On Facebook, there were a few parents who weren't completely opposed to the pajama ban.
"I think it's a good idea to get up and dressed and ready for school," Kathy Ward wrote. "I guess excused if they have no clothes that fit that day. If they love PJs they could maybe earn a PJ day. My kids had school clothes and play clothes. Just like we had work clothes but not everyone can do that I know."
Springfield Public School District 186 coordinator of public relations and marketing Bree Hankins told "Good Morning America" in a statement, "Our handbook and updated guidelines for remote learning were developed collaboratively with administrators, teachers, and parents, with the best of intentions to provide a framework to navigate this new educational landscape."

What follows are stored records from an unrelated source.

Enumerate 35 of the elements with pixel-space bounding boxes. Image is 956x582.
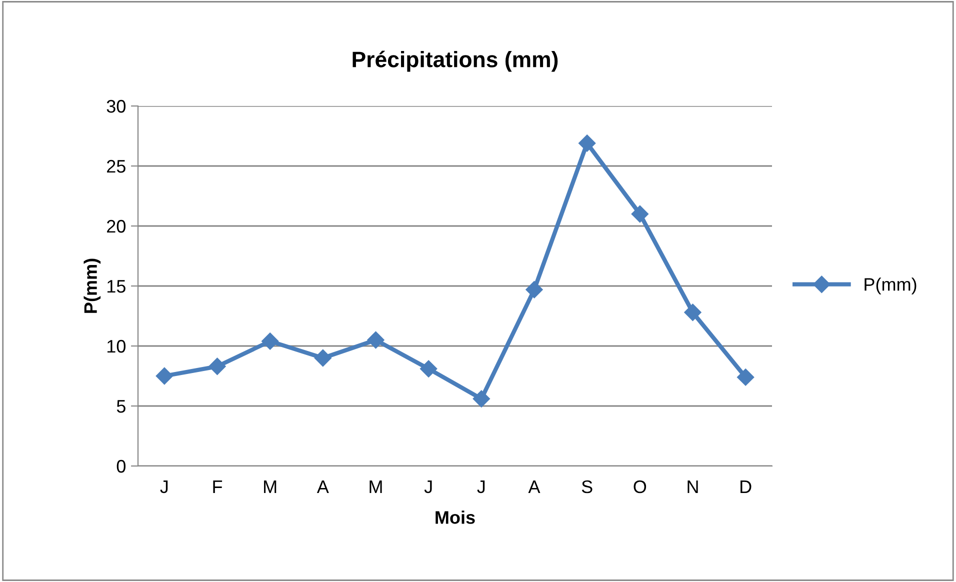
x-tick-label: M	[264, 480, 276, 493]
y-tick-label: 30	[106, 100, 126, 113]
point	[631, 205, 648, 223]
legend-label: P(mm)	[864, 278, 916, 294]
y-tick-label: 5	[116, 400, 126, 413]
y-tick-label: 10	[107, 340, 126, 353]
x-tick-label: M	[370, 480, 382, 493]
point	[420, 360, 438, 378]
y-tick-label: 0	[116, 460, 126, 473]
x-tick-label: J	[424, 480, 432, 494]
point	[472, 390, 490, 408]
x-tick-label: O	[634, 480, 646, 494]
x-tick-label: N	[688, 480, 698, 493]
point	[684, 304, 702, 321]
point	[156, 367, 173, 385]
y-tick-label: 15	[107, 280, 126, 293]
x-tick-label: A	[528, 480, 540, 493]
y-tick-label: 20	[107, 220, 126, 233]
point	[314, 349, 332, 367]
y-tick-label: 25	[107, 160, 126, 173]
y-axis-title: P(mm)	[84, 258, 101, 313]
x-tick-label: S	[582, 480, 592, 494]
point	[737, 368, 754, 386]
chart-title: Précipitations (mm)	[352, 50, 558, 72]
point	[367, 331, 384, 349]
x-tick-label: J	[477, 480, 485, 494]
x-tick-label: F	[213, 480, 222, 493]
point	[526, 281, 543, 298]
point	[262, 332, 279, 350]
x-tick-label: A	[316, 480, 329, 493]
point	[578, 134, 596, 152]
x-tick-label: J	[160, 480, 168, 494]
x-tick-label: D	[740, 480, 752, 493]
point	[208, 358, 226, 375]
x-axis-title: Mois	[436, 510, 475, 524]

The statement continued, "Our hope is that students approach remote learning as they would in a classroom setting, to the extent possible given each student's individual circumstances. However, we understand the interpretation of the dress code in a remote learning environment will differ from a normal school setting. It is understandable that during remote learning our dress code will be flexible."
The district has affirmed that it does not intend to be punitive or to prescribe what students wear at home during remote learning during such uncertain times.
Hankins' statement also points out that the district is appreciative of the input and attention that has been given to their handbook, and they are open to making the guideline more supportive and inclusive.
The Springfield School District has about 14,000 students and plans to kick the school year off with a hybrid program in which students will attend in-person classes two days a week.